Key Takeaways

  • Cloudflare CEO Matthew Prince is building for an exponential AI future by betting on raw, young talent; they hired 1,111 interns last summer who are naturally fluent in AI tools.
  • To make AI practical across the company, Cloudflare launched an internal initiative called "Cloudflare OS," designed to give finance, legal, and sales teams access to custom AI tools.
  • They seeded this system with a clever trick: a "magic AI model" email address that employees thought was a cutting-edge AI, but was initially staffed by a hidden human team.
  • This human team covertly collected critical "jobs to be done" data, like how a sales rep does an account plan, by observing employee requests and then using AI to refine responses.
  • The Cloudflare's 'Magic AI Model' for Internal Process Capture framework is how they harvested real-world workflow data to build practical AI tools that drastically boost productivity.

The Cloudflare's 'Magic AI Model' for Internal Process Capture

Prince saw the AI wave coming and understood that generic tools wouldn't cut it. To truly embed AI into Cloudflare's daily operations, they needed to understand exactly how their own people worked. Their solution was a covert data collection strategy masked as an AI assistant.

1. Establish 'Magic AI' Email Address: Set up an internal email address and initially tell the team that it's a magic AI model that can help with job tasks.

2. Collect 'Jobs to Be Done': Team members write to the email address asking how to get specific parts of their job done. The 'AI' sometimes asks more questions and provides a response.

3. Human-Powered Backend for Data Collection: A hidden team of humans initially receives these emails, using AI systems to flesh out responses, while critically recording all key 'jobs to be done' within the organization.

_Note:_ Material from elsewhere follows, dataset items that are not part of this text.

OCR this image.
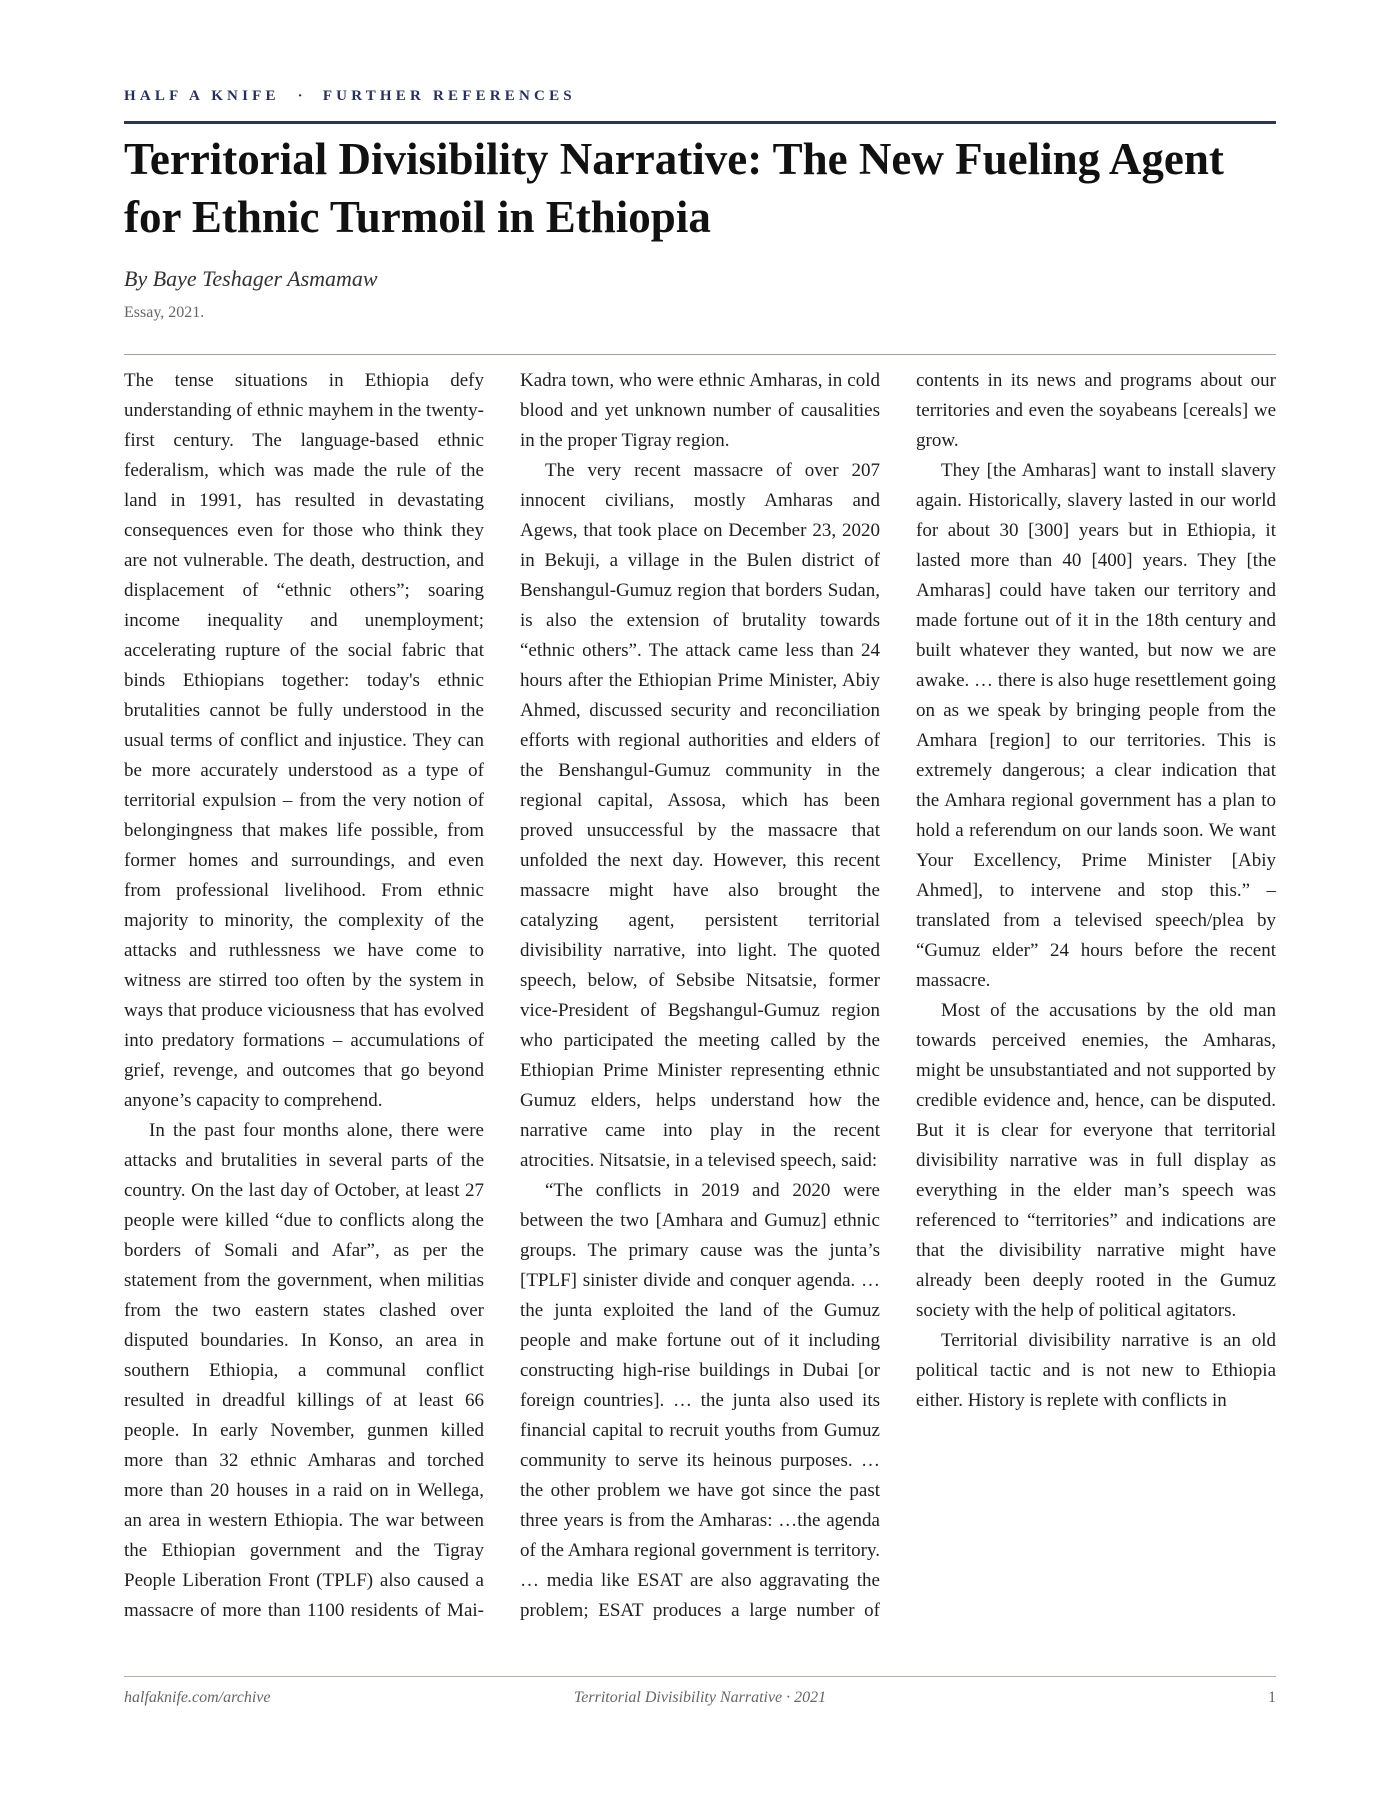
HALF A KNIFE · FURTHER REFERENCES
Territorial Divisibility Narrative: The New Fueling Agent for Ethnic Turmoil in Ethiopia
By Baye Teshager Asmamaw
Essay, 2021.

The tense situations in Ethiopia defy understanding of ethnic mayhem in the twenty-first century. The language-based ethnic federalism, which was made the rule of the land in 1991, has resulted in devastating consequences even for those who think they are not vulnerable. The death, destruction, and displacement of “ethnic others”; soaring income inequality and unemployment; accelerating rupture of the social fabric that binds Ethiopians together: today's ethnic brutalities cannot be fully understood in the usual terms of conflict and injustice. They can be more accurately understood as a type of territorial expulsion – from the very notion of belongingness that makes life possible, from former homes and surroundings, and even from professional livelihood. From ethnic majority to minority, the complexity of the attacks and ruthlessness we have come to witness are stirred too often by the system in ways that produce viciousness that has evolved into predatory formations – accumulations of grief, revenge, and outcomes that go beyond anyone’s capacity to comprehend.

In the past four months alone, there were attacks and brutalities in several parts of the country. On the last day of October, at least 27 people were killed “due to conflicts along the borders of Somali and Afar”, as per the statement from the government, when militias from the two eastern states clashed over disputed boundaries. In Konso, an area in southern Ethiopia, a communal conflict resulted in dreadful killings of at least 66 people. In early November, gunmen killed more than 32 ethnic Amharas and torched more than 20 houses in a raid on in Wellega, an area in western Ethiopia. The war between the Ethiopian government and the Tigray People Liberation Front (TPLF) also caused a massacre of more than 1100 residents of Mai-Kadra town, who were ethnic Amharas, in cold blood and yet unknown number of causalities in the proper Tigray region.

The very recent massacre of over 207 innocent civilians, mostly Amharas and Agews, that took place on December 23, 2020 in Bekuji, a village in the Bulen district of Benshangul-Gumuz region that borders Sudan, is also the extension of brutality towards “ethnic others”. The attack came less than 24 hours after the Ethiopian Prime Minister, Abiy Ahmed, discussed security and reconciliation efforts with regional authorities and elders of the Benshangul-Gumuz community in the regional capital, Assosa, which has been proved unsuccessful by the massacre that unfolded the next day. However, this recent massacre might have also brought the catalyzing agent, persistent territorial divisibility narrative, into light. The quoted speech, below, of Sebsibe Nitsatsie, former vice-President of Begshangul-Gumuz region who participated the meeting called by the Ethiopian Prime Minister representing ethnic Gumuz elders, helps understand how the narrative came into play in the recent atrocities. Nitsatsie, in a televised speech, said:

“The conflicts in 2019 and 2020 were between the two [Amhara and Gumuz] ethnic groups. The primary cause was the junta’s [TPLF] sinister divide and conquer agenda. … the junta exploited the land of the Gumuz people and make fortune out of it including constructing high-rise buildings in Dubai [or foreign countries]. … the junta also used its financial capital to recruit youths from Gumuz community to serve its heinous purposes. … the other problem we have got since the past three years is from the Amharas: …the agenda of the Amhara regional government is territory. … media like ESAT are also aggravating the problem; ESAT produces a large number of contents in its news and programs about our territories and even the soyabeans [cereals] we grow.

They [the Amharas] want to install slavery again. Historically, slavery lasted in our world for about 30 [300] years but in Ethiopia, it lasted more than 40 [400] years. They [the Amharas] could have taken our territory and made fortune out of it in the 18th century and built whatever they wanted, but now we are awake. … there is also huge resettlement going on as we speak by bringing people from the Amhara [region] to our territories. This is extremely dangerous; a clear indication that the Amhara regional government has a plan to hold a referendum on our lands soon. We want Your Excellency, Prime Minister [Abiy Ahmed], to intervene and stop this.” – translated from a televised speech/plea by “Gumuz elder” 24 hours before the recent massacre.

Most of the accusations by the old man towards perceived enemies, the Amharas, might be unsubstantiated and not supported by credible evidence and, hence, can be disputed. But it is clear for everyone that territorial divisibility narrative was in full display as everything in the elder man’s speech was referenced to “territories” and indications are that the divisibility narrative might have already been deeply rooted in the Gumuz society with the help of political agitators.

Territorial divisibility narrative is an old political tactic and is not new to Ethiopia either. History is replete with conflicts in

halfaknife.com/archive	Territorial Divisibility Narrative · 2021	1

4. Seed Internal AI Systems: Use the collected 'jobs to be done' data to seed internal AI platforms (like Cloudflare OS) with the ability to automate or assist these specific tasks (e.g., a '/account plan' command for sales).

Matthew Prince explains the initial deception: “We actually set up this email address. Uh and initially, we told the team that it was this magic AI model. ... What what we didn't tell people was actually it was a team of team of humans behind the scenes.” This allowed them to capture genuine, real-world problems without the bias of formal surveys or theoretical discussions. For Prince, the goal was to build systems that deliver real results: “If you're on the sales team and you have to do like an account plan, you know, you can literally just type {slash} account plan and then describe what it is that you want to do and it will output that. And that's made that's made our team so much more productive.”

When This Works (and When It Doesn't)

This method shines when an organization wants to quickly and organically capture real internal workflows and 'jobs to be done.' By simulating an AI interface, it provides the raw material and user context needed to train and deploy practical AI tools across the business efficiently. It works best in environments where employees are curious and willing to experiment with new tools, and where there's a baseline of trust in leadership's intentions. The approach is less effective, and potentially risky, if employees feel tricked or manipulated once the human element is revealed. It also requires a committed team ready to analyze the collected data and then actually build the AI solutions, rather than just collecting requests.

What to Do With This

As a 27-year-old founder, you can adapt Cloudflare's trick to embed AI into your own small team. This week, create a dedicated email, say ai.internal@yourcompany.com, and announce it as an experimental AI assistant for drafting specific documents or messages. When your marketing team asks it to "write a social media post for our new product launch," you (or a trusted ops person) secretly generate the response using a tool like ChatGPT, then critically log both the request and the successful output. Once you have 30-50 such examples, you'll have a clear dataset of internal "jobs to be done" – a goldmine for building custom AI prompts or even simple internal commands that boost your team's specific productivity, just like Cloudflare's /account plan.